Interfax-Ukraine
19:29 15.03.2012

Reason for Mavrodi's arrest is information obtained by Ukrainian hackers, Internet party says

3 min read

Kyiv, March 15 (Interfax-Ukraine) – Leader of the Ukrainian Internet party Dmytro Holubov said that the founder of the notorious MMM pyramid scheme, Sergei Mavrodi, was arrested on the basis of information obtained by the Ukrainian computer hackers.

"Ukrainian hackers managed to get the passports of Mavrodi, which he wanted to use to move to another country, and also lists of depositors, and totals that were deposited by the members of the pyramid scheme. Soon all these findings could be on the Internet," Holubov said at the press conference at the Interfax agency on Thursday.

According to him, Mavrodi planned to leave the territory of Russia on March 15-16 with another passport under another name. In particular, the Ukrainian hackers managed to get a copy of Mavrodi's Lithuanian passport, with which he probably tried to leave the country. The plans were revealed by correspondence Mavrodi had with embassies of other countries.

"I handled this correspondence and the copies of the original of his Lithuanian passport to the Russian Federal Security Service," Holubov said.

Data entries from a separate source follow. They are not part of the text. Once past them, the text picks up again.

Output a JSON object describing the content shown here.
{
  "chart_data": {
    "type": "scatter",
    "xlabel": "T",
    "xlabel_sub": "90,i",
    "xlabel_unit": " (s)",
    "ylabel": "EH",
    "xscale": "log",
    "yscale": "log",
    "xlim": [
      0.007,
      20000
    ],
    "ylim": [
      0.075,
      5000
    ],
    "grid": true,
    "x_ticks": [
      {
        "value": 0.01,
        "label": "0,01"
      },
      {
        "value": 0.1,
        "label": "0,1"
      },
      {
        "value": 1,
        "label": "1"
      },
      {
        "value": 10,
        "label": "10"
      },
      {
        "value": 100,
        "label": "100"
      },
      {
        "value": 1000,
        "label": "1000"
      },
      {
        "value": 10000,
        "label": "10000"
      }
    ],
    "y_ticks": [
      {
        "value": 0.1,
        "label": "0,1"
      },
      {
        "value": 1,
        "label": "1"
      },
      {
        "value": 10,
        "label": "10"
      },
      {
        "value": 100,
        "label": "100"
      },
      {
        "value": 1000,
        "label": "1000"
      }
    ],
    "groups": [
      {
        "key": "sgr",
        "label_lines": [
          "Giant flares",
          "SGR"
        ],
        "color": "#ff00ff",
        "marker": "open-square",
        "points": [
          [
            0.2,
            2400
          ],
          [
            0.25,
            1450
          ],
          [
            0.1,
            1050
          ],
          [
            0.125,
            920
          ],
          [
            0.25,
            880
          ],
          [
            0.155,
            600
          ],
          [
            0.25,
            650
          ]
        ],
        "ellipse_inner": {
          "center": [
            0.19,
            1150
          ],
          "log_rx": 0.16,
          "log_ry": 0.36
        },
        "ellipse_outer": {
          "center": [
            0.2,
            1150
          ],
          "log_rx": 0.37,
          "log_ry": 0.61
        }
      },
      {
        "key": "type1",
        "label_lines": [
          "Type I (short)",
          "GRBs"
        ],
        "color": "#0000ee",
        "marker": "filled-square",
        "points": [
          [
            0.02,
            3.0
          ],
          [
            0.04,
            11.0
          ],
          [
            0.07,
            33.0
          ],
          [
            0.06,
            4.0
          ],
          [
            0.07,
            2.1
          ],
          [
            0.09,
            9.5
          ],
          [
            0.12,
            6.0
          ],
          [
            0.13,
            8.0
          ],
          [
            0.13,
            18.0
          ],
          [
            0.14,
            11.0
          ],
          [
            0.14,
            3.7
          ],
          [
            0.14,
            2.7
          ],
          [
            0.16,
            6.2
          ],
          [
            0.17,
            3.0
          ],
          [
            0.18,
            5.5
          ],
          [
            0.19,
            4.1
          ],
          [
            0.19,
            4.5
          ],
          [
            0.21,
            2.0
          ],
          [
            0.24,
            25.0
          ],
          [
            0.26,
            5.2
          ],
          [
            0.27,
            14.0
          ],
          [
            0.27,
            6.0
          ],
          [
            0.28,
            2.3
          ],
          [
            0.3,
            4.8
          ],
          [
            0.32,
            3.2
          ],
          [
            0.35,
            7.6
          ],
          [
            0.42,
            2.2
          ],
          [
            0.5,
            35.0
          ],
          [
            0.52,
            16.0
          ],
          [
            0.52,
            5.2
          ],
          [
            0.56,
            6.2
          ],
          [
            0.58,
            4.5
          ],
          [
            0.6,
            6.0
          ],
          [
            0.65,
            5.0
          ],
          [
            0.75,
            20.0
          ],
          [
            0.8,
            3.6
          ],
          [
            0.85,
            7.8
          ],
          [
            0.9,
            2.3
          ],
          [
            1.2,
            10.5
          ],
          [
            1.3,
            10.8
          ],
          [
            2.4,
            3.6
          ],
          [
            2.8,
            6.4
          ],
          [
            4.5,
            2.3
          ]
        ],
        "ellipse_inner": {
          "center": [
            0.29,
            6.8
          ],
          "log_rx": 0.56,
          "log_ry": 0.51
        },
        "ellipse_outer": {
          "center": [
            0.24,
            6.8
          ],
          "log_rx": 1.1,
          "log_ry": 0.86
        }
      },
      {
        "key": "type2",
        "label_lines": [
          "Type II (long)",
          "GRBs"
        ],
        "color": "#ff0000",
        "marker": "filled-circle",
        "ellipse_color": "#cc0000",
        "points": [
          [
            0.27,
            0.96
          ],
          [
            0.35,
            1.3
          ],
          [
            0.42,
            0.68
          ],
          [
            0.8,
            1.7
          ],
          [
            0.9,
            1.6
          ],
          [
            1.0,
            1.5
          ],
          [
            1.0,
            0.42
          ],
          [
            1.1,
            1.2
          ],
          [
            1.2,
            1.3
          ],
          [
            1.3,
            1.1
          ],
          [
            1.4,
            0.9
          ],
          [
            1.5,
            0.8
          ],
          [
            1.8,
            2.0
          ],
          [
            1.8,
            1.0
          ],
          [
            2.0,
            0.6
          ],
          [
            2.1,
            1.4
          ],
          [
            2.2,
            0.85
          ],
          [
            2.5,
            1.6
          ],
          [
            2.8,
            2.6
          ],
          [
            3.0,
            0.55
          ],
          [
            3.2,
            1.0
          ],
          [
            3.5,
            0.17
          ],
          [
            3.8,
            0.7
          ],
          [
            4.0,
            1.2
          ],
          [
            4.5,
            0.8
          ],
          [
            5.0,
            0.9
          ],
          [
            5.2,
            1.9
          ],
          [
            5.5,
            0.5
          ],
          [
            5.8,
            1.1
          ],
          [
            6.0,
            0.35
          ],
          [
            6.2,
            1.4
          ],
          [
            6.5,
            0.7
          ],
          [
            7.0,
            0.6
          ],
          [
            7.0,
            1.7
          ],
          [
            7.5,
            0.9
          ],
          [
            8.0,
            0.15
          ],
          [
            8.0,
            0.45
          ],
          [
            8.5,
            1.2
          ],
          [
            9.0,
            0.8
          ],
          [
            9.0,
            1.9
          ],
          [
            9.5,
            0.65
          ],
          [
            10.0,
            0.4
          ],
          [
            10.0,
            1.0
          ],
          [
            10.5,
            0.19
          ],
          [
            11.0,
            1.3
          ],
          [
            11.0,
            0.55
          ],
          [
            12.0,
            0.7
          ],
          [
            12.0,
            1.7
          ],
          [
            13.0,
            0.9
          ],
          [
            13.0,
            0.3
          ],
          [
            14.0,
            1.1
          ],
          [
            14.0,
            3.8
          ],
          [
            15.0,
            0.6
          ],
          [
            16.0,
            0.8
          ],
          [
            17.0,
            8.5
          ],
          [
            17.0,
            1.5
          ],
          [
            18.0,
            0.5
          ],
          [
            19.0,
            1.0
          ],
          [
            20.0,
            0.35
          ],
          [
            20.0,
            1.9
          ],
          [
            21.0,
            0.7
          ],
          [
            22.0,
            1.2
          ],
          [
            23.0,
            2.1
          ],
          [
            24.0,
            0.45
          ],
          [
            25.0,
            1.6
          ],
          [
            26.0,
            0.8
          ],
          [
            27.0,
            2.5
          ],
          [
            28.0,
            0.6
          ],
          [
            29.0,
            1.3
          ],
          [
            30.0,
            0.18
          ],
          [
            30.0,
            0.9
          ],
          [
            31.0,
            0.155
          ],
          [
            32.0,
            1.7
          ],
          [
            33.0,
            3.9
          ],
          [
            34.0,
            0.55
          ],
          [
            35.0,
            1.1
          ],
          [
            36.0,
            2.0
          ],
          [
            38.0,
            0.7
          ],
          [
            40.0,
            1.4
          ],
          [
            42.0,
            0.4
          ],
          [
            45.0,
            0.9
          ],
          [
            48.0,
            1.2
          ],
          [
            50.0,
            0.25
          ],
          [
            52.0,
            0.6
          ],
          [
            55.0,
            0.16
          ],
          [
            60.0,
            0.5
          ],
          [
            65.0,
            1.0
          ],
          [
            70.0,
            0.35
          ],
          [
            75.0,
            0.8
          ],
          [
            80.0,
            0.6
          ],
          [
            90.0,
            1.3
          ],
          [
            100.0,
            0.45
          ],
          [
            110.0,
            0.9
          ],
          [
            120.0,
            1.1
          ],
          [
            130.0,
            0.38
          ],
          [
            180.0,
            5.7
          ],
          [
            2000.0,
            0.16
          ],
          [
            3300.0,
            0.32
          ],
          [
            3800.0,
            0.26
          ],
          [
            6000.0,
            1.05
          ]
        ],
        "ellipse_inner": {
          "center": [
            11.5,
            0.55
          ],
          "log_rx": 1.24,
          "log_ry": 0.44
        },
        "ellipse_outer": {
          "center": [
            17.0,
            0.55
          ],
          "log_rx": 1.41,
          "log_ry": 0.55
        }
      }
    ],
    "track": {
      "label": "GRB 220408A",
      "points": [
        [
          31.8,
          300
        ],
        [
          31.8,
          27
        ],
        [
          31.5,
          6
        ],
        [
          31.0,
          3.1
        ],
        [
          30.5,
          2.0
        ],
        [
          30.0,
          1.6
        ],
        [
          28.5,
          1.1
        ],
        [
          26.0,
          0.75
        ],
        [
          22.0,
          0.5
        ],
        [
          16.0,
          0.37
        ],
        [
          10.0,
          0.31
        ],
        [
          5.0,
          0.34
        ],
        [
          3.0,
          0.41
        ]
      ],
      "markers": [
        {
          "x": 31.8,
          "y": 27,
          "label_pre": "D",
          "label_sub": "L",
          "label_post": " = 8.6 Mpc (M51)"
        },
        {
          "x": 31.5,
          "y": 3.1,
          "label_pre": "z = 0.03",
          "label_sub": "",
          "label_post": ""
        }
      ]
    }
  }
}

He said such actions should prevent Mavrodi from being able to leave Russia.

The Internet party is also going to announce its findings about new depositors in Mavrodi's pyramid scheme, he said.

Holubov said that in Kazakhstan there are about 250 depositors, in the Ukrainian city of Odesa about 3,000, and in Moscow from 12,000 to 15,000 depositors.

"I'll soon gradually post the lists of depositors on the Internet, since in 1994 simple Soviet people became the victims of the pyramid, people who used to trust the television, but in 2011 80% of the depositors in MMM are just greedy people, who decided to do nothing, live at the expense of other people, and parasitize," he said.

The leader of the Internet party predicts that now the depositors would like to return their money, otherwise they will be 'pocketed'," he said.

As reported, on March 14, Sergei Mavrodi, the founder of Russia's notorious MMM pyramid scheme, was put under five days' arrest as punishment for the non-payment of a 1,000-ruble fine.

In January 2011, Mavrodi said he had set up a financial project called MMM-2011, with the MMM acronym standing for "My Mozhem Mnogoye [We Are Capable of a Great Deal]."

At a joint meeting on January 21, the expert council for financial market competition of the Federal Anti-Monopoly Service (FAS) and the Federal Financial Markets Service declared MMM-2011 to be another pyramid scheme. The FAS passed over the assessment and findings of research underlying it to the police.